Outspoken Saudi Arabian billionaire prince, Alwaleed bin Talal, has warned Saudi Arabia to revisit its policies due to the continuous falling of oil prices. Oil producing nations that have their economy primarily based on oil for income are facing a dilemma after the systematic fall of prices since June. The IMF has also given similar warnings.
Global oil prices started falling drastically yesterday when news broke out that “Saudi Arabia cut its selling price to the US possibly in a bid to compete with US shale oil.” It led to Brent North Sea crude dropping to $82.02, its lowest level since 2010, before slowly rising. The benchmark US crude price hit a three-year low of $75.84 today before recovering slightly.
The Prince said that Riyadh will need “an active sovereign wealth fund and to put in it all the excess foreign exchange that you have, all the money you have, and have it earn somewhere between 5 to 10%” if prices continue to head down.

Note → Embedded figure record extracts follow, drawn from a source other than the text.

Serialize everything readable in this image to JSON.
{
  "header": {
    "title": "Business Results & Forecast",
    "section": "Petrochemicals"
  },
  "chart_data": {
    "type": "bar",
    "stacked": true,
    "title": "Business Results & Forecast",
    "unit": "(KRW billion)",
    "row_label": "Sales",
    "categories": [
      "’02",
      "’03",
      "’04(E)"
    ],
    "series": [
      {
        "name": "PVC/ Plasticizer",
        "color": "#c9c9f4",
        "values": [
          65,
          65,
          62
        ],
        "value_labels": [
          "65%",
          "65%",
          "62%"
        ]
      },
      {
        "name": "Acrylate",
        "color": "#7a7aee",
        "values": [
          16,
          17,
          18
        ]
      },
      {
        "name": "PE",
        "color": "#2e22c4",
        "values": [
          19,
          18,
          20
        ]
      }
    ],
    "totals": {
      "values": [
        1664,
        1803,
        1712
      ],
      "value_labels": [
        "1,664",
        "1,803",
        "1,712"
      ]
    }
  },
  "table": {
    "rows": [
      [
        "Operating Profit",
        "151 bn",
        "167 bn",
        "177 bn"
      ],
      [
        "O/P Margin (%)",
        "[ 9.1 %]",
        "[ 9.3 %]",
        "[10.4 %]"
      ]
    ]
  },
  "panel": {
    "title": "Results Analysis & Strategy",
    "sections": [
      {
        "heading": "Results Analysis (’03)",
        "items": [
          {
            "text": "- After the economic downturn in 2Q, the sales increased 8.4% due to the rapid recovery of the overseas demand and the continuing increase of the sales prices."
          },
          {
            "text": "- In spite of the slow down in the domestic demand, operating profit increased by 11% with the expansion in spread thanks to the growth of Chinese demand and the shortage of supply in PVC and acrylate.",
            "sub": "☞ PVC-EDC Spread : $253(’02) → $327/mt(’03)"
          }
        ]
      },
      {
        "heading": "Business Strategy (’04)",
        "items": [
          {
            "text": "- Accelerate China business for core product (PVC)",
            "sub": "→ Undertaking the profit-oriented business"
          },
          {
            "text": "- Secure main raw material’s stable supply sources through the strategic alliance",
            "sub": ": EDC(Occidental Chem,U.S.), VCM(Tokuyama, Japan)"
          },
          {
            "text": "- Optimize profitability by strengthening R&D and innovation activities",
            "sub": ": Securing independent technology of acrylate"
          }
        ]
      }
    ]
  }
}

Prince Alwaleed described Saudi Arabia’s dependence on oil as “wrong” and “dangerous.” He said that “the fact that the price of oil went down to below 80 proved that we were correct by asking the government to have other sources of income.” 90% of the income generated by the kingdom is from oil and is also the biggest producer in the Organization of the Petroleum Exporting Countries (OPEC).
OPEC coordinates and unifies the petroleum policies of its 12member Countries and it will be having a key production meeting on November 27 at its headquarters. Gulf States will be immensely concerned especially after Christine Lagarde of the International Monetary Fund (IMF) stated that oil-dependent Gulf States will face budget shortfalls if the prices continue to fall.